1. install [Docker](http://docs.docker.com/installation/),
2. make sure `docker` daemon is running (`sudo service docker start`)
3. make sure no application is using port 1234 (this is the default port that can be changed)
4. `[sudo] docker run -d -p 1234:8888 justheuristic/agentnet`
5. Access from browser via localhost:1234

# Documentation and tutorials

A quick dive-in can be found here:
* Click [![Binder](http://mybinder.org/badge.svg)](http://mybinder.org:/repo/yandexdataschool/dqn_binder)
* classwork.ipynb = your tutorial
* classwork_solution.ipynb = a fully implemented version with simple CNN for reference

(incomplete) Documentation pages can be found [here](http://agentnet.readthedocs.io/en/latest/).

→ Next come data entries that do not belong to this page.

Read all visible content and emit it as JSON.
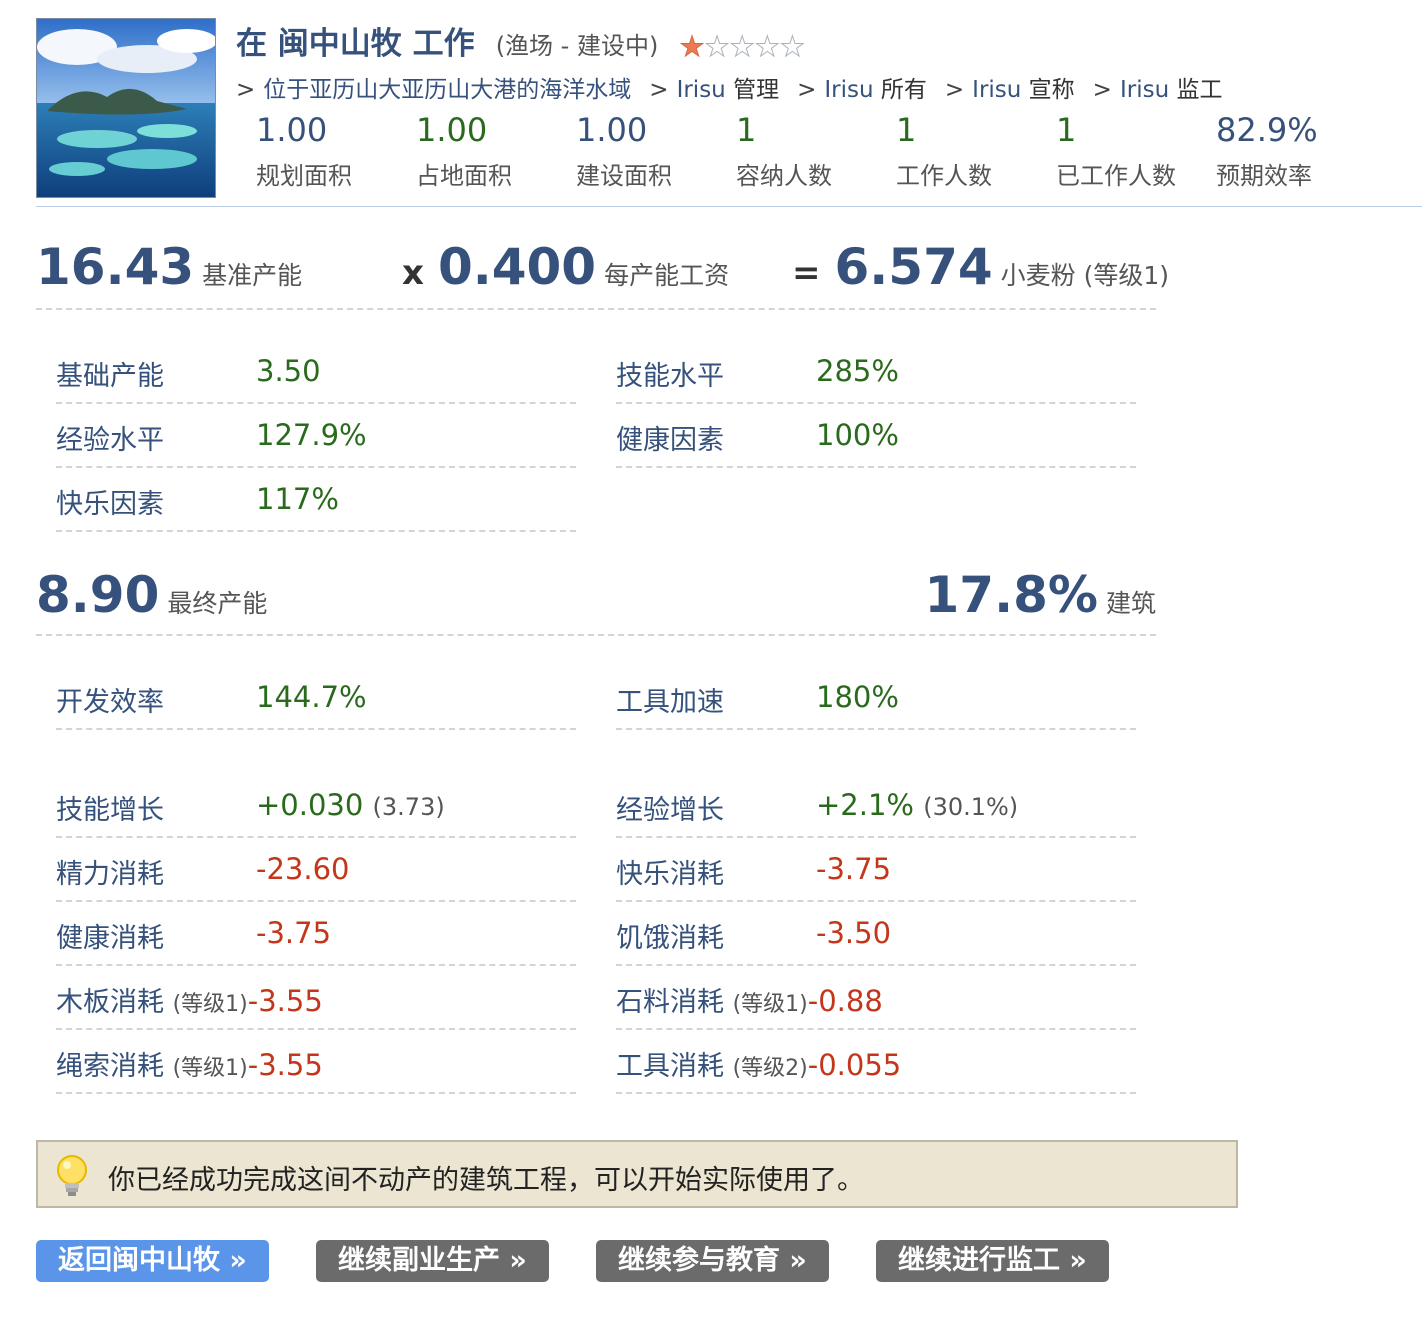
{
  "header": {
    "title": "在 闽中山牧 工作",
    "subtitle": "(渔场 - 建设中)",
    "rating": 1,
    "rating_max": 5,
    "breadcrumb": [
      {
        "link": "",
        "text": "位于亚历山大亚历山大港的海洋水域"
      },
      {
        "link": "Irisu",
        "text": " 管理"
      },
      {
        "link": "Irisu",
        "text": " 所有"
      },
      {
        "link": "Irisu",
        "text": " 宣称"
      },
      {
        "link": "Irisu",
        "text": " 监工"
      }
    ],
    "breadcrumb_sep": ">",
    "stats": [
      {
        "value": "1.00",
        "label": "规划面积"
      },
      {
        "value": "1.00",
        "label": "占地面积"
      },
      {
        "value": "1.00",
        "label": "建设面积"
      },
      {
        "value": "1",
        "label": "容纳人数"
      },
      {
        "value": "1",
        "label": "工作人数"
      },
      {
        "value": "1",
        "label": "已工作人数"
      },
      {
        "value": "82.9%",
        "label": "预期效率"
      }
    ]
  },
  "equation": {
    "base_value": "16.43",
    "base_label": "基准产能",
    "mult_op": "x",
    "wage_value": "0.400",
    "wage_label": "每产能工资",
    "eq_op": "=",
    "result_value": "6.574",
    "result_label": "小麦粉",
    "result_grade": "(等级1)"
  },
  "factors": [
    {
      "label": "基础产能",
      "value": "3.50"
    },
    {
      "label": "技能水平",
      "value": "285%"
    },
    {
      "label": "经验水平",
      "value": "127.9%"
    },
    {
      "label": "健康因素",
      "value": "100%"
    },
    {
      "label": "快乐因素",
      "value": "117%"
    }
  ],
  "final": {
    "output_value": "8.90",
    "output_label": "最终产能",
    "build_value": "17.8%",
    "build_label": "建筑"
  },
  "boosts": [
    {
      "label": "开发效率",
      "value": "144.7%"
    },
    {
      "label": "工具加速",
      "value": "180%"
    }
  ],
  "growth": [
    {
      "label": "技能增长",
      "value": "+0.030",
      "extra": "(3.73)"
    },
    {
      "label": "经验增长",
      "value": "+2.1%",
      "extra": "(30.1%)"
    }
  ],
  "consumption": [
    {
      "label": "精力消耗",
      "grade": "",
      "value": "-23.60"
    },
    {
      "label": "快乐消耗",
      "grade": "",
      "value": "-3.75"
    },
    {
      "label": "健康消耗",
      "grade": "",
      "value": "-3.75"
    },
    {
      "label": "饥饿消耗",
      "grade": "",
      "value": "-3.50"
    },
    {
      "label": "木板消耗",
      "grade": "(等级1)",
      "value": "-3.55"
    },
    {
      "label": "石料消耗",
      "grade": "(等级1)",
      "value": "-0.88"
    },
    {
      "label": "绳索消耗",
      "grade": "(等级1)",
      "value": "-3.55"
    },
    {
      "label": "工具消耗",
      "grade": "(等级2)",
      "value": "-0.055"
    }
  ],
  "notice": {
    "icon": "lightbulb-icon",
    "text": "你已经成功完成这间不动产的建筑工程，可以开始实际使用了。"
  },
  "buttons": [
    {
      "label": "返回闽中山牧 »"
    },
    {
      "label": "继续副业生产 »"
    },
    {
      "label": "继续参与教育 »"
    },
    {
      "label": "继续进行监工 »"
    }
  ],
  "colors": {
    "accent": "#36527c",
    "positive": "#2a6a1d",
    "negative": "#c4361a",
    "button_primary": "#5a95e9",
    "button_gray": "#6b6b6b",
    "notice_bg": "#ece5d2"
  }
}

AgentNet also has full embedded documentation, so calling `help(some_function_or_object)` or
pressing shift+tab in IPython yields a description of object/function.

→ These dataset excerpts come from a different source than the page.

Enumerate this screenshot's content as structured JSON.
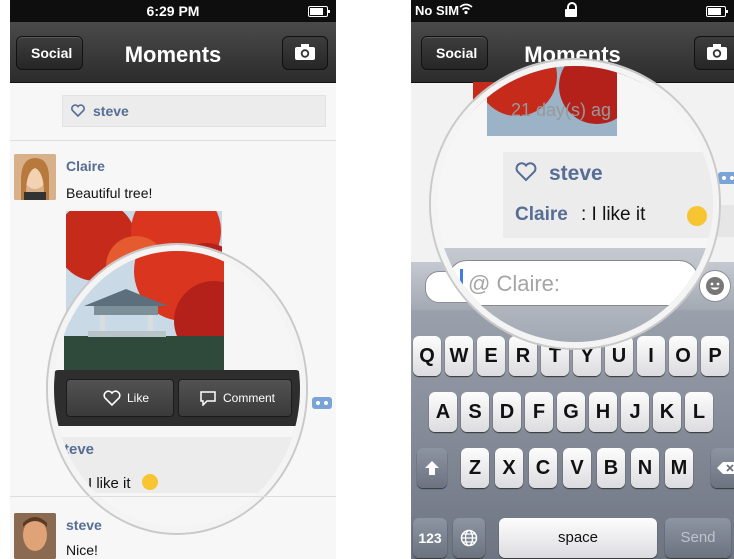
{
  "left": {
    "status": {
      "time": "6:29 PM"
    },
    "nav": {
      "back_label": "Social",
      "title": "Moments"
    },
    "top_like": {
      "name": "steve"
    },
    "post": {
      "author": "Claire",
      "text": "Beautiful tree!"
    },
    "actions": {
      "like_label": "Like",
      "comment_label": "Comment"
    },
    "like_peek": {
      "name": "teve"
    },
    "comment_peek": {
      "text": "I like it"
    },
    "next_post": {
      "author": "steve",
      "text": "Nice!"
    }
  },
  "right": {
    "status": {
      "carrier": "No SIM"
    },
    "nav": {
      "back_label": "Social",
      "title": "Moments"
    },
    "peek_time": "21 day(s) ag",
    "like": {
      "name": "steve"
    },
    "comment": {
      "author": "Claire",
      "text": ": I like it"
    },
    "input": {
      "placeholder": "@ Claire:"
    },
    "keyboard": {
      "row1": [
        "Q",
        "W",
        "E",
        "R",
        "T",
        "Y",
        "U",
        "I",
        "O",
        "P"
      ],
      "row2": [
        "A",
        "S",
        "D",
        "F",
        "G",
        "H",
        "J",
        "K",
        "L"
      ],
      "row3": [
        "Z",
        "X",
        "C",
        "V",
        "B",
        "N",
        "M"
      ],
      "num_label": "123",
      "space_label": "space",
      "send_label": "Send"
    }
  },
  "colors": {
    "link_name": "#566d95",
    "nav_bg": "#2c2c2c",
    "keyboard_bg": "#7a8290"
  },
  "icons": [
    "camera-icon",
    "heart-icon",
    "comment-icon",
    "emoji-icon",
    "globe-icon",
    "shift-icon",
    "delete-icon",
    "wifi-icon",
    "battery-icon",
    "lock-icon"
  ]
}
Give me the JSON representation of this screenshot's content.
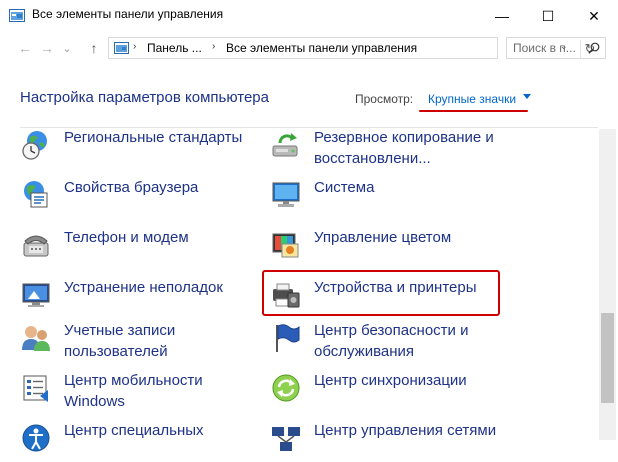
{
  "window": {
    "title": "Все элементы панели управления",
    "minimize": "—",
    "maximize": "☐",
    "close": "✕"
  },
  "address": {
    "back": "←",
    "forward": "→",
    "dropdown": "⌄",
    "up": "↑",
    "crumbs": [
      "Панель ...",
      "Все элементы панели управления"
    ],
    "separator": "›",
    "refresh": "↻",
    "search_placeholder": "Поиск в п..."
  },
  "content": {
    "heading": "Настройка параметров компьютера",
    "view_label": "Просмотр:",
    "view_value": "Крупные значки"
  },
  "items": [
    {
      "label": "Региональные стандарты",
      "icon": "region-clock-icon"
    },
    {
      "label": "Резервное копирование и восстановлени...",
      "icon": "backup-restore-icon"
    },
    {
      "label": "Свойства браузера",
      "icon": "internet-options-icon"
    },
    {
      "label": "Система",
      "icon": "system-monitor-icon"
    },
    {
      "label": "Телефон и модем",
      "icon": "phone-modem-icon"
    },
    {
      "label": "Управление цветом",
      "icon": "color-management-icon"
    },
    {
      "label": "Устранение неполадок",
      "icon": "troubleshooting-icon"
    },
    {
      "label": "Устройства и принтеры",
      "icon": "devices-printers-icon"
    },
    {
      "label": "Учетные записи пользователей",
      "icon": "user-accounts-icon"
    },
    {
      "label": "Центр безопасности и обслуживания",
      "icon": "security-flag-icon"
    },
    {
      "label": "Центр мобильности Windows",
      "icon": "mobility-center-icon"
    },
    {
      "label": "Центр синхронизации",
      "icon": "sync-center-icon"
    },
    {
      "label": "Центр специальных",
      "icon": "ease-of-access-icon"
    },
    {
      "label": "Центр управления сетями",
      "icon": "network-center-icon"
    }
  ],
  "colors": {
    "link": "#1e3287",
    "accent": "#0066cc",
    "highlight": "#d00000"
  }
}
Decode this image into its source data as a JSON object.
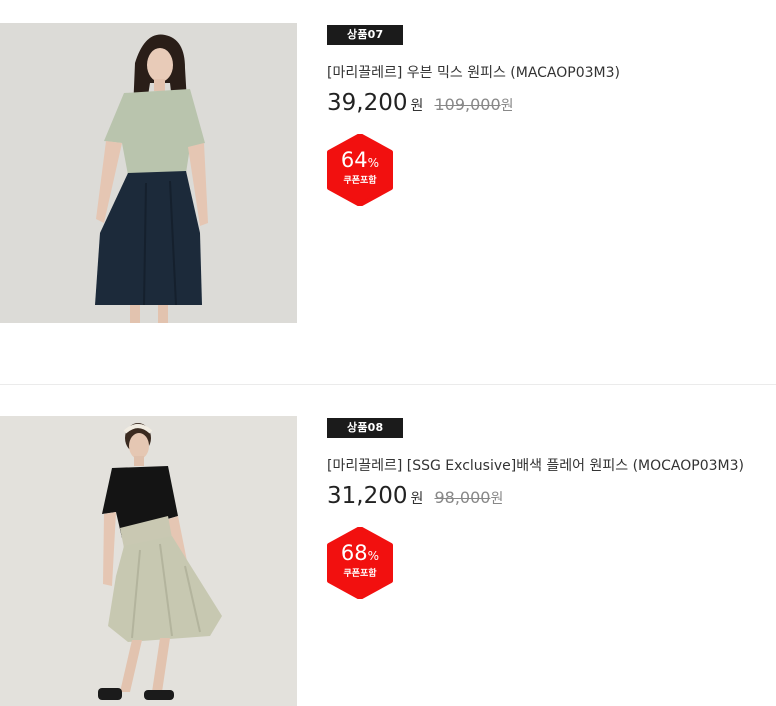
{
  "products": [
    {
      "tag": "상품07",
      "title": "[마리끌레르] 우븐 믹스 원피스 (MACAOP03M3)",
      "price": "39,200",
      "currency": "원",
      "original_price": "109,000",
      "original_currency": "원",
      "discount": "64",
      "discount_sign": "%",
      "coupon_label": "쿠폰포함"
    },
    {
      "tag": "상품08",
      "title": "[마리끌레르] [SSG Exclusive]배색 플레어 원피스 (MOCAOP03M3)",
      "price": "31,200",
      "currency": "원",
      "original_price": "98,000",
      "original_currency": "원",
      "discount": "68",
      "discount_sign": "%",
      "coupon_label": "쿠폰포함"
    }
  ],
  "colors": {
    "badge_red": "#f2100f",
    "tag_black": "#1b1b1b",
    "divider": "#ebebeb"
  }
}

A standard pipeline of AgentNet experiment is shown in following examples:
* [Simple Deep Recurrent Reinforcement Learning setup](https://github.com/yandexdataschool/AgentNet/blob/master/examples/Basic%20tutorial%20on%20Boolearn%20Reasoning%20problem.ipynb)
* Most basic demo, if a bit boring. Covers the problem of learning "If X1 than Y1 Else Y2".
* Uses a single RNN memory and Q-learning algorithm

* [Playing Atari SpaceInvaders with Convolutional NN via OpenAI Gym](https://github.com/yandexdataschool/AgentNet/blob/master/examples/Playing%20Atari%20with%20Deep%20Reinforcement%20Learning%20%28OpenAI%20Gym%29.ipynb)
* Step-by-step explanation of what you need to do to recreate DeepMind Atari DQN
* Written in a generic way, so that adding recurrent memory or changing learning algorithm could be done in a couple of lines

# Advanced examples

##### If you wish to get acquainted with the current library state, view some of the ./examples
* [Playing Atari with Convolutional NN via OpenAI Gym](https://github.com/yandexdataschool/AgentNet/blob/master/examples/Playing%20Atari%20with%20Deep%20Reinforcement%20Learning%20%28OpenAI%20Gym%29.ipynb)
* Can switch to any visual game thanks to awesome Gym interface
* Very simplistic, non-recurrent suffering from atari flickering, etc.
* [Deep Recurrent Kung-Fu training with GRUs and actor-critic](https://github.com/yandexdataschool/AgentNet/blob/master/examples/Deep%20Kung-Fu%20with%20GRUs%20and%20A2c%20algorithm%20%28OpenAI%20Gym%29.ipynb)
* Uses the "Playing atari" example with minor changes
* Trains via Advantage actor-critic (value+policy-based)
* [Simple Deep Recurrent Reinforcement Learning setup](https://github.com/yandexdataschool/AgentNet/blob/master/examples/Basic%20tutorial%20on%20Boolearn%20Reasoning%20problem.ipynb)
* Trying to guess the interconnected hidden factors on a synthetic problem setup
* [Stack-augmented GRU generator](https://github.com/yandexdataschool/AgentNet/blob/master/examples/Stack%20RNN%20for%20formal%20sequence%20modelling.ipynb)
* Reproducing http://arxiv.org/abs/1503.01007 with less code
* [MOAR deep recurrent value-based LR for wikipedia facts guessing](https://github.com/yandexdataschool/AgentNet/blob/master/examples/Advanced%20MDP%20tools%20and%20wikicat.ipynb)
* Trying to figure a policy on guessing musician attributes (genres, decades active, instruments, etc)
* Using several hidden layers and 3-step Q-learning
* More to come

AgentNet is under active construction, so expect things to change.
If you wish to join the development, we'd be happy to accept your help.